Kurteczki, bluzy, buciki i czapeczki. W sklepach w Lublinie zaroiło się od ubrań dla zwierząt. Psia moda nie jest tania, ale jak podkreślają weterynarze, w zimie dla niektórych ras to konieczność.
– Takie ubranka polecałbym głównie dla psów starszych i chorych, które szybko marzną. Warto je kupić także czworonogom bez sierści np. grzywaczowi chińskiemu. Można wybierać spośród różnych fasonów, wzorów i kolorów – mówi Krzysztof Gieroba ze sklepu zoologicznego Zoo Natura w Lublinie. – Mamy np. nieprzemakalne kurteczki we wzór moro czy polarowe bluzy z napisami. Do tego można dobrać czapeczkę w tym samym kolorze i buciki ochronne.

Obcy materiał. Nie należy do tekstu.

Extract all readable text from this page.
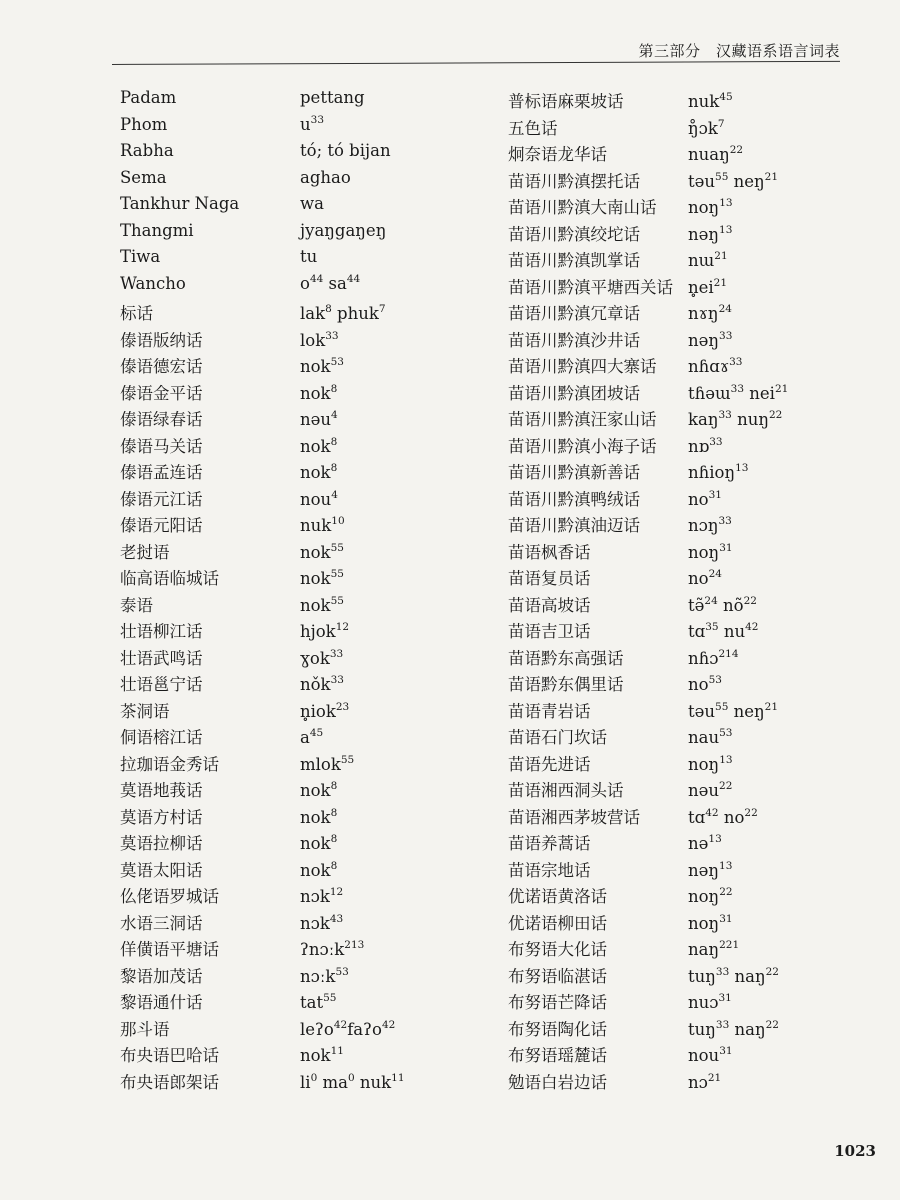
第三部分　汉藏语系语言词表
Padam	pettang
Phom	$u^{33}$
Rabha	tó; tó bijan
Sema	aghao
Tankhur Naga	wa
Thangmi	jyaŋgaŋeŋ
Tiwa	tu
Wancho	$o^{44}$ $sa^{44}$
标话	lak$^8$ phuk$^7$
傣语版纳话	lok$^{33}$
傣语德宏话	nok$^{53}$
傣语金平话	nok$^8$
傣语绿春话	nəu$^4$
傣语马关话	nok$^8$
傣语孟连话	nok$^8$
傣语元江话	nou$^4$
傣语元阳话	nuk$^{10}$
老挝语	nok$^{55}$
临高语临城话	nok$^{55}$
泰语	nok$^{55}$
壮语柳江话	hjok$^{12}$
壮语武鸣话	ɣok$^{33}$
壮语邕宁话	nǒk$^{33}$
茶洞语	n̥iok$^{23}$
侗语榕江话	$a^{45}$
拉珈语金秀话	mlok$^{55}$
莫语地莪话	nok$^8$
莫语方村话	nok$^8$
莫语拉柳话	nok$^8$
莫语太阳话	nok$^8$
仫佬语罗城话	nɔk$^{12}$
水语三洞话	nɔk$^{43}$
佯僙语平塘话	ʔnɔːk$^{213}$
黎语加茂话	nɔːk$^{53}$
黎语通什话	tat$^{55}$
那斗语	leʔo$^{42}$faʔo$^{42}$
布央语巴哈话	nok$^{11}$
布央语郎架话	$li^0$ $ma^0$ nuk$^{11}$
普标语麻栗坡话	nuk$^{45}$
五色话	ŋ̊ɔk$^7$
炯奈语龙华话	nuaŋ$^{22}$
苗语川黔滇摆托话	təu$^{55}$ neŋ$^{21}$
苗语川黔滇大南山话	noŋ$^{13}$
苗语川黔滇绞坨话	nəŋ$^{13}$
苗语川黔滇凯掌话	nɯ$^{21}$
苗语川黔滇平塘西关话 $n̥ei^{21}$
苗语川黔滇冗章话	nɤŋ$^{24}$
苗语川黔滇沙井话	nəŋ$^{33}$
苗语川黔滇四大寨话	nɦɑɤ$^{33}$
苗语川黔滇团坡话	tɦəɯ$^{33}$ nei$^{21}$
苗语川黔滇汪家山话	kaŋ$^{33}$ nuŋ$^{22}$
苗语川黔滇小海子话	nɒ$^{33}$
苗语川黔滇新善话	nɦioŋ$^{13}$
苗语川黔滇鸭绒话	$no^{31}$
苗语川黔滇油迈话	nɔŋ$^{33}$
苗语枫香话	noŋ$^{31}$
苗语复员话	$no^{24}$
苗语高坡话	tə̃$^{24}$ $nõ^{22}$
苗语吉卫话	tɑ$^{35}$ $nu^{42}$
苗语黔东高强话	nɦɔ$^{214}$
苗语黔东偶里话	$no^{53}$
苗语青岩话	təu$^{55}$ neŋ$^{21}$
苗语石门坎话	nau$^{53}$
苗语先进话	noŋ$^{13}$
苗语湘西洞头话	nəu$^{22}$
苗语湘西茅坡营话	tɑ$^{42}$ $no^{22}$
苗语养蒿话	nə$^{13}$
苗语宗地话	nəŋ$^{13}$
优诺语黄洛话	noŋ$^{22}$
优诺语柳田话	noŋ$^{31}$
布努语大化话	naŋ$^{221}$
布努语临湛话	tuŋ$^{33}$ naŋ$^{22}$
布努语芒降话	nuɔ$^{31}$
布努语陶化话	tuŋ$^{33}$ naŋ$^{22}$
布努语瑶麓话	nou$^{31}$
勉语白岩边话	nɔ$^{21}$
1023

Przy okazji można się zaopatrzyć w specjalne torby do przenoszenia pupili lub przewożenia ich w samochodzie. Niektóre mają specjalne pasy, którymi przypina się psa, żeby był bezpieczny w aucie.
Ile kosztują ubrania dla zwierząt?
Mimo tych cen chętnych nie brakuje. – Przez śnieg i mróz mój pies w ogóle nie chciał wychodzić z domu. Kupiłam mu kubraczek z polaru w szkocką kratę. Teraz mogę z nim swobodnie spacerować nawet przy minusowej temperaturze – opowiada Joanna Kasprzak z Lublina, właścicielka rocznego yorka. – Niektórzy śmieją się i mówią, że to głupota. A ja uważam, że najważniejsze jest zdrowie mojego psa.
Jak twierdzą specjaliści, przed mrozem chronić trzeba także większe rasy takie jak doberman czy bokser. – Nie wszyscy o tym wiedzą. A to rasy, które źle reagują na niskie temperatury i bardzo łatwo mogą zachorować. Z mniejszych psów dotyczy to m.in. ratlerów i pinczerów. Trzeba przede wszystkim chronić ich grzbiet i kręgosłup, więc kubraczki są bardzo dobrym rozwiązaniem – radzi dr Izabela Polkowska z Katedry i Kliniki Chirurgii Zwierząt Uniwersytetu Przyrodniczego w Lublinie i dodaje: – Przed każdym wyjściem trzeba zadbać o łapy naszego pupila i smarować je maścią z pszczelim woskiem. Zwłaszcza teraz, gdy na ulicach jest lód i sól.